Alone in the house I got restless and stuck in a gloomy funk. I was interminably focused on my sadness and anxiously awaited any news over email. I would cry on the phone to my mom, something for which she had no patience. It didn't take her long before she told me to snap out of it, which was a bit of a wake up call. It felt a little wrong to try to do something to make myself feel better when so many people that I cared about were in so much pain. Even then I wasn't quite sure what to do. TV wasn't enough, waiting for news by email was just crazy-making, Facebook didn't exist yet. Something in my head said "When in doubt learn something new". I remembered that a Michael's had just opened nearby and headed over there to buy a learn-to-knit kit. 


It wasn't too hard to pick the kit. I wanted something the least offensive looking that looked like it might have been designed in the current decade. Some of the blanket kits looked too difficult. I didn't feel like I knew what I was doing well enough to buy my own yarn and needles. I needed some serious guidance. Fortunately, Lion Brand had their Learn to Knit Kit with a simple looking scarf in a nice enough blue. I went with that and brought it home. 

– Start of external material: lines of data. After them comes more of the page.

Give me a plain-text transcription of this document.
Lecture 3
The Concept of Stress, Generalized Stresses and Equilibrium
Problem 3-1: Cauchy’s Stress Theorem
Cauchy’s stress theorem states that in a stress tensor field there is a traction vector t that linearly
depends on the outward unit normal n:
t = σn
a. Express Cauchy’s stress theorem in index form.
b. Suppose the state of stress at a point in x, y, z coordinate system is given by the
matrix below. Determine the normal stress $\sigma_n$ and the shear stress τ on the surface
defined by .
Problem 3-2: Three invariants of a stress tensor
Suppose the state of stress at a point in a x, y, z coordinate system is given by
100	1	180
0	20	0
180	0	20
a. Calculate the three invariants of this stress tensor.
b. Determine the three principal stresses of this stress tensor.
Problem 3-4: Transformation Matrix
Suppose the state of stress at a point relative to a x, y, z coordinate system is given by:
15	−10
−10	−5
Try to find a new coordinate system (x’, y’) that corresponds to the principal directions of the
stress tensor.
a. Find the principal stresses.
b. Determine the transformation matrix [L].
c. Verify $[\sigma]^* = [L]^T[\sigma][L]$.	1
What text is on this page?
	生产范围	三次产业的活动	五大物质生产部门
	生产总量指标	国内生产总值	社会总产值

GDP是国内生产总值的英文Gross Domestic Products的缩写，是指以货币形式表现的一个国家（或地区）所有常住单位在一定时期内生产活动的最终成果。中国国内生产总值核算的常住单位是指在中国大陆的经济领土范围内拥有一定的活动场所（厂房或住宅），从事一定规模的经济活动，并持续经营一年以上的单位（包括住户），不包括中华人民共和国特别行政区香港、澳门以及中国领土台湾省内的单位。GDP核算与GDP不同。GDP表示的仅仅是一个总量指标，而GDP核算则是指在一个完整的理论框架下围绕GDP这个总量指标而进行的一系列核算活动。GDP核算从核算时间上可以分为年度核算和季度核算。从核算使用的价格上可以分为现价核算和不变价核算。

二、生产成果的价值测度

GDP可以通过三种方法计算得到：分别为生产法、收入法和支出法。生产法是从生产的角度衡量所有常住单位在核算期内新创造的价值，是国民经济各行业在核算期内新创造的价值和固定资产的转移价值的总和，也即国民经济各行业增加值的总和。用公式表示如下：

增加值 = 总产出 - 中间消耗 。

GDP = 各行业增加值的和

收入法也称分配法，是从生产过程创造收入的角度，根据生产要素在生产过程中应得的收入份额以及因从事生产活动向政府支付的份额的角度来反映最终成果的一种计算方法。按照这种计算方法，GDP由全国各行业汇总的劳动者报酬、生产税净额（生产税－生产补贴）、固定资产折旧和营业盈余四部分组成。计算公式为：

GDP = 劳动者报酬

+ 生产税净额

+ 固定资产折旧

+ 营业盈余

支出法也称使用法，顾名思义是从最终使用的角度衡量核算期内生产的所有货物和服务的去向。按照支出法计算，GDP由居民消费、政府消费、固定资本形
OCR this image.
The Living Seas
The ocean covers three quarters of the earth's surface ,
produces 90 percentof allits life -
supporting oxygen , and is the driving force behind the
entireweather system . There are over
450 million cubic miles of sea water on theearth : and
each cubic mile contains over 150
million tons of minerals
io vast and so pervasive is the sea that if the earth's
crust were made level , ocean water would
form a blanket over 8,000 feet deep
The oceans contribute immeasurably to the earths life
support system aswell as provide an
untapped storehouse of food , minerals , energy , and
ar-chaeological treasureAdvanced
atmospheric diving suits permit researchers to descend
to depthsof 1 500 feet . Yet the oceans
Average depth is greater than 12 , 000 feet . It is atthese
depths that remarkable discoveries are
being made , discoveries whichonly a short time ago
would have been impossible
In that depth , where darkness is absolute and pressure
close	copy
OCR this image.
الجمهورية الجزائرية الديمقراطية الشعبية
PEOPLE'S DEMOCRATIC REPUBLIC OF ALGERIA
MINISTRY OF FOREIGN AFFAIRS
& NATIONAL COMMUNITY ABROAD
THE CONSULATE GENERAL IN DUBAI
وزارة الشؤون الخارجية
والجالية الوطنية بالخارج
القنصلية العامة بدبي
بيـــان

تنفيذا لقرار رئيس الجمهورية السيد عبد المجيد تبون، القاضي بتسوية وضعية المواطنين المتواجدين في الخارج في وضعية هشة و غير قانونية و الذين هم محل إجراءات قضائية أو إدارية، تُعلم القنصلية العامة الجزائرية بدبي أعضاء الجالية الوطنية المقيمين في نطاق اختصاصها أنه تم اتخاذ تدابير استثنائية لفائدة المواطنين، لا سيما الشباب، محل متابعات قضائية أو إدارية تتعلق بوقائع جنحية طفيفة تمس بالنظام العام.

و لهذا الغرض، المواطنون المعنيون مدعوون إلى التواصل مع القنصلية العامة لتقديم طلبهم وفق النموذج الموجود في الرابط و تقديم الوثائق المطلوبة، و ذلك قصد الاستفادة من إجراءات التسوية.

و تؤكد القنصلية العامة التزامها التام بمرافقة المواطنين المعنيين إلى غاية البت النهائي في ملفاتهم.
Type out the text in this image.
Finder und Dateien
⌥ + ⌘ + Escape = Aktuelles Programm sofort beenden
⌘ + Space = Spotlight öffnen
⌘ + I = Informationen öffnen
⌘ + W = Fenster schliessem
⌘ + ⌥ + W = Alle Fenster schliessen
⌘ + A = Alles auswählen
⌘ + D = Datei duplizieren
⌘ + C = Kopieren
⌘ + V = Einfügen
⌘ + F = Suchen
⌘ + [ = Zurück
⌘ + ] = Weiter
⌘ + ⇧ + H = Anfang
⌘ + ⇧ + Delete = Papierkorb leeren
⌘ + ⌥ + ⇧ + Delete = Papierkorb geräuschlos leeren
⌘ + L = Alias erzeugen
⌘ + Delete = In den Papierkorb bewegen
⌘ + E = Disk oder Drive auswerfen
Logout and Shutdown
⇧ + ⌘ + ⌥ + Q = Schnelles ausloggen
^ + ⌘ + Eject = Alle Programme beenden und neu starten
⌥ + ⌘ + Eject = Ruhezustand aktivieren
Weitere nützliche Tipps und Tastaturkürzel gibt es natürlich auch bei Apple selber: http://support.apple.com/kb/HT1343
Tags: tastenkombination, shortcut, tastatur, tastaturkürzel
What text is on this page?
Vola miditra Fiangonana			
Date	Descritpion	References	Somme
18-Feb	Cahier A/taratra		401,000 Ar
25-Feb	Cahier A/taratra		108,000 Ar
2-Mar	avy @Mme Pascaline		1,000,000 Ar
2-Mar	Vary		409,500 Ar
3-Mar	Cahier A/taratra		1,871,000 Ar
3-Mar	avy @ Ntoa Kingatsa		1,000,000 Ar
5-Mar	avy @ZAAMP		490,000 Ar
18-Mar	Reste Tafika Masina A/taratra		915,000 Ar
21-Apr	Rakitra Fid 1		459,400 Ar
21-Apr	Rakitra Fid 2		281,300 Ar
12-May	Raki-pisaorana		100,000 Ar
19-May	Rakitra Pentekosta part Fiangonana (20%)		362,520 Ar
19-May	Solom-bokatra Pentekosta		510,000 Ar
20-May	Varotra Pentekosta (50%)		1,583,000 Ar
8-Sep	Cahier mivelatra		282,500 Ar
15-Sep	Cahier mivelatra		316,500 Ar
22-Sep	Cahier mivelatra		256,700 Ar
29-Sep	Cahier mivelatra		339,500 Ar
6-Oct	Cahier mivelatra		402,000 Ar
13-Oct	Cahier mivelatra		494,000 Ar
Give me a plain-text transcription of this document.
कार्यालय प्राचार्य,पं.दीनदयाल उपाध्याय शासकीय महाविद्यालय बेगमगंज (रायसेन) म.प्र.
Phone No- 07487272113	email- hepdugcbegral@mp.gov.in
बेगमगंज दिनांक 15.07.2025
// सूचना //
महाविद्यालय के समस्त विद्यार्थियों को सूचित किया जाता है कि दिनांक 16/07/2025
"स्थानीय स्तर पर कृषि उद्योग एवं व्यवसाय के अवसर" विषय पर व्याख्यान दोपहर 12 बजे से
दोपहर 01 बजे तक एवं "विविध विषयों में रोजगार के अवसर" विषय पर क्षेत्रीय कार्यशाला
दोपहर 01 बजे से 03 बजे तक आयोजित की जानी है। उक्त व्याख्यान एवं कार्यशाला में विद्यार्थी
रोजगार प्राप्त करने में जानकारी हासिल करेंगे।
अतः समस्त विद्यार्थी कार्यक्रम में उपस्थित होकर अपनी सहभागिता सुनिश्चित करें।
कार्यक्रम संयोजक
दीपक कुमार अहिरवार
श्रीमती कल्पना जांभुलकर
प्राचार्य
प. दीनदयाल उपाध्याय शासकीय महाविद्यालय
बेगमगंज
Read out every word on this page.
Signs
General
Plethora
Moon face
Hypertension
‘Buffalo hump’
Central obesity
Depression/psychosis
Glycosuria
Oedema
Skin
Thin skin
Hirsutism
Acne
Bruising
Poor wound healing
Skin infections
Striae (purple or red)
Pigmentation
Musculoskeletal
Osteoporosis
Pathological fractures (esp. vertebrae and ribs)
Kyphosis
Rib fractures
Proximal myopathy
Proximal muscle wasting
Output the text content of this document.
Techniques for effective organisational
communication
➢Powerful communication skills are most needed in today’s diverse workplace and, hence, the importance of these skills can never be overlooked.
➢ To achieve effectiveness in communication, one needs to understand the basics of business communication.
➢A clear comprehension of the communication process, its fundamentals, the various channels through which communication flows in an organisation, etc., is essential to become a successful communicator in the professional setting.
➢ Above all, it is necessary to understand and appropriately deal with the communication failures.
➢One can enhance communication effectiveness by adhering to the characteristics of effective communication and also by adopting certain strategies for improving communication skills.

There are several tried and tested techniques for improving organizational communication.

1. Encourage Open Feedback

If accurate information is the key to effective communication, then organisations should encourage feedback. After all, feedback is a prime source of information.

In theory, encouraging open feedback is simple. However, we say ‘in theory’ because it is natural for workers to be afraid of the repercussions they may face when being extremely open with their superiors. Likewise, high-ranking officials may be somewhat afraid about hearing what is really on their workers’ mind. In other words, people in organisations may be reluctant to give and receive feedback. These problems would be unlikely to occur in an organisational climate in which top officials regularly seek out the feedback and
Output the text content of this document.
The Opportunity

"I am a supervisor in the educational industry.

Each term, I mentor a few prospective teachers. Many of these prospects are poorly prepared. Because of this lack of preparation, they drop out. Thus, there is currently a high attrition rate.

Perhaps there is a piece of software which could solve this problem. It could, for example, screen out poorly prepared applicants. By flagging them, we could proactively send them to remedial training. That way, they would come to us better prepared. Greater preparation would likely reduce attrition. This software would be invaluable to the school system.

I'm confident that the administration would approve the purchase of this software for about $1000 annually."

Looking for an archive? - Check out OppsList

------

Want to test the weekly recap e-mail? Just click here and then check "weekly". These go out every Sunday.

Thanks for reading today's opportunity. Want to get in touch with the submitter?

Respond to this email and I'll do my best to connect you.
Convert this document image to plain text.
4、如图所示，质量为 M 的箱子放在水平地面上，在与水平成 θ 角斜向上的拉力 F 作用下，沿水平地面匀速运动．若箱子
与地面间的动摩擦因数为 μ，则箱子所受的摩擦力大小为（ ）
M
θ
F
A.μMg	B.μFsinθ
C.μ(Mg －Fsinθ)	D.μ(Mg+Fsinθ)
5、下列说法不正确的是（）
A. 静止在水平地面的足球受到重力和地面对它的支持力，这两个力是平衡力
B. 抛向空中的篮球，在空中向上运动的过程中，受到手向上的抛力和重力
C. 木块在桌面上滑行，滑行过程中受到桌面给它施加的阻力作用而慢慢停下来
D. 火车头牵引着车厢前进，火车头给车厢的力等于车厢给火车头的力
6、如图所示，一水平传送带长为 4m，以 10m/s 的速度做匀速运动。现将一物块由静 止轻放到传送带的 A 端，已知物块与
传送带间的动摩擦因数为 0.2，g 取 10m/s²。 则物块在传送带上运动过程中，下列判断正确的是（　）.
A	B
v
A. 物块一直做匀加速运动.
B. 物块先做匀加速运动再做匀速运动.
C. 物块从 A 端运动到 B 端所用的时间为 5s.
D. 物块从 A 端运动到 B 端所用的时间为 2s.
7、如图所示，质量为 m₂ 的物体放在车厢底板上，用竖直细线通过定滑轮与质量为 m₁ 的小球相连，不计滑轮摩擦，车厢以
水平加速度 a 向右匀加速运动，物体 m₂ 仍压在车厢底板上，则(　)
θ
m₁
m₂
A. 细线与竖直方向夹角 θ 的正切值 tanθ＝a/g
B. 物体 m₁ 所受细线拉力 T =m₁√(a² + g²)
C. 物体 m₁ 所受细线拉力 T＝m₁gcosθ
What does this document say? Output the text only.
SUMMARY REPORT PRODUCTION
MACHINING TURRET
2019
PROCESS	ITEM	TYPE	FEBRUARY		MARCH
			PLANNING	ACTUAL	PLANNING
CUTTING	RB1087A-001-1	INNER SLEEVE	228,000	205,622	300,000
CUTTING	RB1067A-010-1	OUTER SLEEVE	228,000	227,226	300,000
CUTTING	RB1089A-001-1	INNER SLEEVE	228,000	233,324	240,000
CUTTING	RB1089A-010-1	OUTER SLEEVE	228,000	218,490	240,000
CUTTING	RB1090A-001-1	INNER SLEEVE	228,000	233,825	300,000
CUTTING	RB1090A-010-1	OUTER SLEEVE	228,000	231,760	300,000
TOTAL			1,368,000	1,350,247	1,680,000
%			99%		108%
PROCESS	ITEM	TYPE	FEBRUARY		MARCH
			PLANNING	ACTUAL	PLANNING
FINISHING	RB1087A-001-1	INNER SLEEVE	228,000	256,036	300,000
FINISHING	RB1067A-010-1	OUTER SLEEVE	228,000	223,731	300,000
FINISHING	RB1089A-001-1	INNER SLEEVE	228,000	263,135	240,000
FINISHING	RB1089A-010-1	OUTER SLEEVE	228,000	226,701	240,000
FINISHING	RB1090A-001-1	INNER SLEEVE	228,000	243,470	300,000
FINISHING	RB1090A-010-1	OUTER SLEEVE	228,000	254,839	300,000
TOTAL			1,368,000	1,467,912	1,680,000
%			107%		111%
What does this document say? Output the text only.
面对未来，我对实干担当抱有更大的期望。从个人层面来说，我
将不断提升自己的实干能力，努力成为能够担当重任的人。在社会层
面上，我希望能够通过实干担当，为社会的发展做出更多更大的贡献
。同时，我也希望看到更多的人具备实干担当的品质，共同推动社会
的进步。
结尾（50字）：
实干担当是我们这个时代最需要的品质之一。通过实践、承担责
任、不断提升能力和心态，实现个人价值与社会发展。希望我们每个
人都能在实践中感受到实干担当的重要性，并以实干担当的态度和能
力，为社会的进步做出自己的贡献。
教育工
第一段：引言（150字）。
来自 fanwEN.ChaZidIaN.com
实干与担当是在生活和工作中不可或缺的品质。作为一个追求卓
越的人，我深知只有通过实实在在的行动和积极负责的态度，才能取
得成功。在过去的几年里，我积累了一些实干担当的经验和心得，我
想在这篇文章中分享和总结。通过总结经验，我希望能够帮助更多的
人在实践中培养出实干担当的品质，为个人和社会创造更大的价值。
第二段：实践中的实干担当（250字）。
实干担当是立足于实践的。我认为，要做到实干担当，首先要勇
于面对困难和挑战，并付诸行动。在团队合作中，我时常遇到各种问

I turned on Entertainment Tonight, poured myself a glass of wine and looked closely at the instructions. Then I went to get another glass of wine. I tried casting on a couple of times, but just ended up with floppy noodles around my needles. I put it down for a little bit and tried again, but this time something clicked. Instead of doing the backwards loop cast on which turned my brain a little upside down, I did the knitted on cast on which was a boon because not only was I learning how to cast on, but I was already learning the knit stitch. 


Soon enough I was knitting every row for garter stitch. At first my stitches were very tight and rough on my wrists. I was so afraid of dropping a stitch that I held the yarn for dear life. Soon my grip loosened and knitting became more natural. It was instantly gratifying to see my work in progress. I was teaching myself something that I never thought I'd be able to do. I was teaching myself something that others had tried to show me, but didn't stick and it was all coming naturally to me. I became addicted to watching the rows grow beneath the needles. I couldn't wait to learn how to do this other stitch, the purl stitch. Soon the wine caught up with me and the late hour too and I headed off to bed, feeling a little lighter.


The beginning of my scarf sat on my coffee table over night and it was the first thing I looked at the next morning. Somehow the passage of time has relaxed the stitches, they seemed straighter, the rows smoother as if by magic. I wanted to sit longer and admire my knitting, but I had to go to work... so I put it in my purse. From that moment on, I was a knitter and there have been very few times when I haven't carried a knitting project with me wherever I go.